Artık günümüze geldiğimizde ise, kabiliyetleri son teknolojiyle donatılmış birçok askeri-nakliye helikopterler, kullanılmaya ve geliştirilmeye devam ediliyor.
Bunlardan Sikorsky S-92, çarpışmaya karşı mukavemet göstermesini sağlayan yakıt sistemleri ve enerjiyi soğuran koltuklarıyla oldukça gelişmiş güvenlik kabiliyetlerine sahip. Ayrıca etkinliği ve verimliliği artıran, aynı zamanda daha az gürültü oluşmasını sağlayan, örtülü kuyruk rotoru ve geliştirilmiş rotor kanat tasarımına sahiptir. Bu teknik özellikleriyle, açık deniz petrol taşımacılığında, arama kurtarma alanlarında ve VIP taşımacılığında kullanılmaktadır.
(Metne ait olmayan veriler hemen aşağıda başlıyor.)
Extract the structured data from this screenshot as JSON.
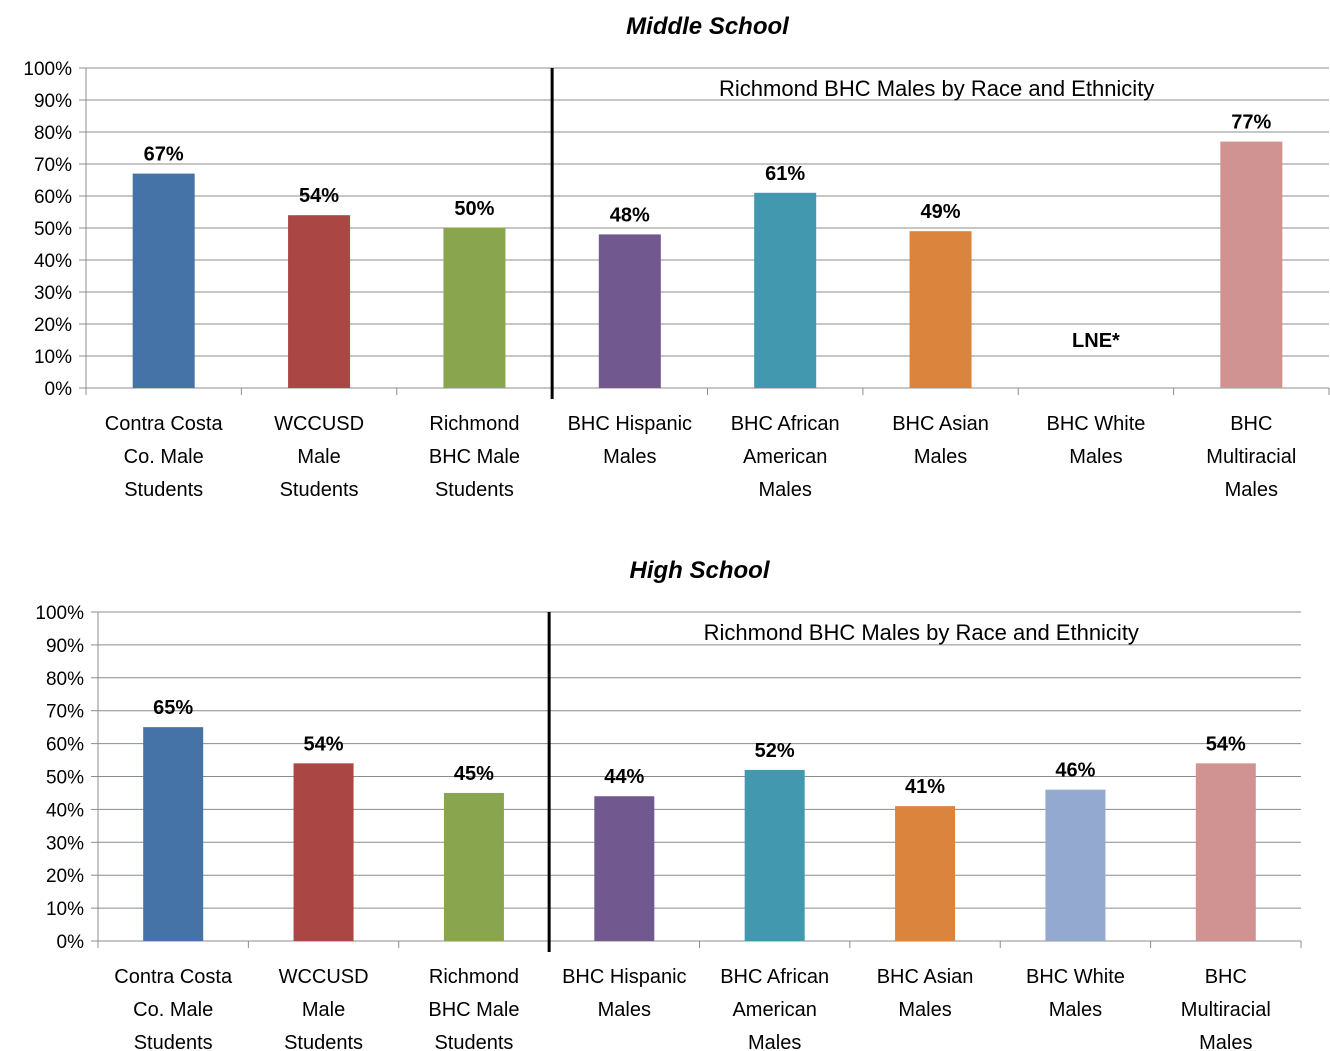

Bir diğer nakliye helikopteri olan Bell Boeing V-22 Balık Kartalı (V-22 Osprey), çeşitli zorlu koşullarda hızlı asker konuşlandırmayla birlikte kargo taşımacılığının kolaylaştırılması, helikopterlere benzer biçimde dikey uçuşun, sabit kanatlı hız ve menzille birleştirilmesi ve helikopter-uçak modları arasındaki geçişlere imkan tanıyan çift pervane özelliğiyle çok yönlü bir nakliye helikopteri olduğu söylenebilir.
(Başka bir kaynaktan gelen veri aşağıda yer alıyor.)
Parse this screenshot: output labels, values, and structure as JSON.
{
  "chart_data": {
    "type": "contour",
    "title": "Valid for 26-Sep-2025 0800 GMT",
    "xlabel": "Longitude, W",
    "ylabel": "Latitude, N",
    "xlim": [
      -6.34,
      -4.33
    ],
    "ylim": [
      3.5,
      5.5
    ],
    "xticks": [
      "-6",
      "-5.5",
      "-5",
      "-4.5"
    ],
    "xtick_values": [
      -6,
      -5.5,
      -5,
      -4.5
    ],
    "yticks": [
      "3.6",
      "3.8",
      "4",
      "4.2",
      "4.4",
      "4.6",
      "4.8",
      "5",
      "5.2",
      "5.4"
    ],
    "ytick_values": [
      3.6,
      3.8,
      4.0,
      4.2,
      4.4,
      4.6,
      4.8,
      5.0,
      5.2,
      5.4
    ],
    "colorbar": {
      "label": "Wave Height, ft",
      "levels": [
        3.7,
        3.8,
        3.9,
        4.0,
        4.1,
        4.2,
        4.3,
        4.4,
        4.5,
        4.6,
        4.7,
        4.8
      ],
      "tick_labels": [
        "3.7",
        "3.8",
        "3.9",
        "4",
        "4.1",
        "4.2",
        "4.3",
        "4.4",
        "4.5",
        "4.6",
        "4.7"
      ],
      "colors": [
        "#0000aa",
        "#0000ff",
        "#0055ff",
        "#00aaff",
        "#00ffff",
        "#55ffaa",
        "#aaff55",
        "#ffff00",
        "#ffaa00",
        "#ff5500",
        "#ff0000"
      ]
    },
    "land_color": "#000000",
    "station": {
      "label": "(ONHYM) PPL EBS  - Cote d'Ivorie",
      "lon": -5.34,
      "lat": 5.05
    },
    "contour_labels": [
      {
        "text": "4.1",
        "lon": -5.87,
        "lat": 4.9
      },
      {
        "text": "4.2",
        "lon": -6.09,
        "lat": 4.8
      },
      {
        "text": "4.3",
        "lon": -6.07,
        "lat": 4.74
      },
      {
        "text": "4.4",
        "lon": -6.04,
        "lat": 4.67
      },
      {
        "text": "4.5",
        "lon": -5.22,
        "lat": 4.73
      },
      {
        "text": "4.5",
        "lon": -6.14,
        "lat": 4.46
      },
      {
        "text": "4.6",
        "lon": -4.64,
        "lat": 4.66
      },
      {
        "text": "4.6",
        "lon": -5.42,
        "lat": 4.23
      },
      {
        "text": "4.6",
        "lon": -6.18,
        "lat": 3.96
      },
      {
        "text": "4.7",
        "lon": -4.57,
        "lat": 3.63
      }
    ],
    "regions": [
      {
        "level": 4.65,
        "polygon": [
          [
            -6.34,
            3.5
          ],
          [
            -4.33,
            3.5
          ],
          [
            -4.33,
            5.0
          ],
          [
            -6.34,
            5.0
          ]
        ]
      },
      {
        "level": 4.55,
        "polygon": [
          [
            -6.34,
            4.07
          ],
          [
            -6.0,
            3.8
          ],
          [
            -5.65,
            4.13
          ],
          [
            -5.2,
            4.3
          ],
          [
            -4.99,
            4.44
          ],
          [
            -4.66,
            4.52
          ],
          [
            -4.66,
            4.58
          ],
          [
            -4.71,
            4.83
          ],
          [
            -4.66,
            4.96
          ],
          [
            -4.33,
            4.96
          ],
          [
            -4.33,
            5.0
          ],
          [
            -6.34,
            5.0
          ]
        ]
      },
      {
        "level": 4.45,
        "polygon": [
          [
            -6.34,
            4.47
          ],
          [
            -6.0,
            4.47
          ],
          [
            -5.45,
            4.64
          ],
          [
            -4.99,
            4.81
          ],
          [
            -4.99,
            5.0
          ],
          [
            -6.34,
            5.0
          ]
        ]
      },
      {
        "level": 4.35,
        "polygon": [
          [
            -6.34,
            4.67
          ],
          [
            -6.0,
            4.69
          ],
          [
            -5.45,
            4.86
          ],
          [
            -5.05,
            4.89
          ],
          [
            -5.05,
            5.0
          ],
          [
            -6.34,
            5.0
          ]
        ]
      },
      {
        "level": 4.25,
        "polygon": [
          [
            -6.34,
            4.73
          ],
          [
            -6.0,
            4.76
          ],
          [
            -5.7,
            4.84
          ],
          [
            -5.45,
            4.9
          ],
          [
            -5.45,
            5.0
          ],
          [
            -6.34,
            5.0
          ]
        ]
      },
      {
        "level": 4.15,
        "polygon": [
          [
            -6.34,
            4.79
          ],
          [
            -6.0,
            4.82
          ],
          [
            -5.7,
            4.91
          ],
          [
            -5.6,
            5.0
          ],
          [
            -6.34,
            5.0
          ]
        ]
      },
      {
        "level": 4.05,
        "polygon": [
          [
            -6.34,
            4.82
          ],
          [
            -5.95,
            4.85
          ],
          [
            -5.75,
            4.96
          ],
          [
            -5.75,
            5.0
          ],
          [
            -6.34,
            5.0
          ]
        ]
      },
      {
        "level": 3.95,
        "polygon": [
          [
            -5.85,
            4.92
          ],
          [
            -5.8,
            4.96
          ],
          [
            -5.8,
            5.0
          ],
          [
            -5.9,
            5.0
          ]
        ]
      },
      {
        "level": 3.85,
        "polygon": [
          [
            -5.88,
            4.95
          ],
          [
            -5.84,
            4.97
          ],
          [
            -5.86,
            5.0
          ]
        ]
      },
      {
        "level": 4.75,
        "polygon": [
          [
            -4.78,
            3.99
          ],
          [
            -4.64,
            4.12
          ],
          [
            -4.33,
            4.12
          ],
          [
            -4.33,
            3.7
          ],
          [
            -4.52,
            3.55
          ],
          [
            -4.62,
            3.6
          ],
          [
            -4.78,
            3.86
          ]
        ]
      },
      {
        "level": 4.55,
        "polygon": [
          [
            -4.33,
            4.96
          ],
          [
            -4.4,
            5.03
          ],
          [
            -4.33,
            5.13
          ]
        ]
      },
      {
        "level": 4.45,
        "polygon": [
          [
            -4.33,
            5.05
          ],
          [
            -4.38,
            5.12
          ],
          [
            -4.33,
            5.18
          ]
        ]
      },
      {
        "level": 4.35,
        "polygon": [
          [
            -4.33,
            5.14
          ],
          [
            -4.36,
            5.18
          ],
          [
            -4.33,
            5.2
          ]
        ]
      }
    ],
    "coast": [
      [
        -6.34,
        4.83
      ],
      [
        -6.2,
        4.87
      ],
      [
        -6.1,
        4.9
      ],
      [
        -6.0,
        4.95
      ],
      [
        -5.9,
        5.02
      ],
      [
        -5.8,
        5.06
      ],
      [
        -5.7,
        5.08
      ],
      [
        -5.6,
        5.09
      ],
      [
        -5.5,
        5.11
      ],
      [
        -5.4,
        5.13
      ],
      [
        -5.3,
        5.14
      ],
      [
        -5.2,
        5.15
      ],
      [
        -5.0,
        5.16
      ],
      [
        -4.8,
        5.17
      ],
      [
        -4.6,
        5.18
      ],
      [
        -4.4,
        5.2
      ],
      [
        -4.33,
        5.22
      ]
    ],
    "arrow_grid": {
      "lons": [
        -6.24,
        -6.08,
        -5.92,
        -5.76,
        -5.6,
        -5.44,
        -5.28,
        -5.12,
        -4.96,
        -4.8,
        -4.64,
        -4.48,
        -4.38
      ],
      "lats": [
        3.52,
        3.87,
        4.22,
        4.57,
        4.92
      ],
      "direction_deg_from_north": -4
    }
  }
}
Son olarak sizlere, Leonardo AW609’u tanıtacağız. Hem sivil hem de askeri uygulamalar için tasarlanan bu model bir tiltrotor uçak sınıfına dahildir. Helikopter ve uçaklar arasındaki kullanım boşluğunun daha yüksek hız ve daha uzun menzillerle kapatılmasına imkan tanır. Ayrıca, kabin tasarımıyla, yönetici taşımacılığından, arama-kurtarma ve tıbbi tahliye alanlarına kadar birçok alan için özel olarak tasarlanmış fonksiyonel iç mekanlara sahiptir. Bununla birlikte, içerisinde barındırdığı son teknoloji navigasyon ve iletişim sistemleriyle modern aviyonik sistemlere sahip olduğunu söyleyebiliriz.
Nakliye helikopterlerinin tarihsel gelişim süreci, Leonardo Da Vinci’den başlayarak günümüze kadar uzanmış ve geleceğe doğru da ilerleyerek devam etmektedir. Dış politikadan askeri istihbarata kadar geniş bir yelpazede coğrafyamızda da dünyada devam etmekte olan gelişmelerle birlikte bu alandaki teknolojik gelişim süreci, şiddetini artırarak devam edecektir.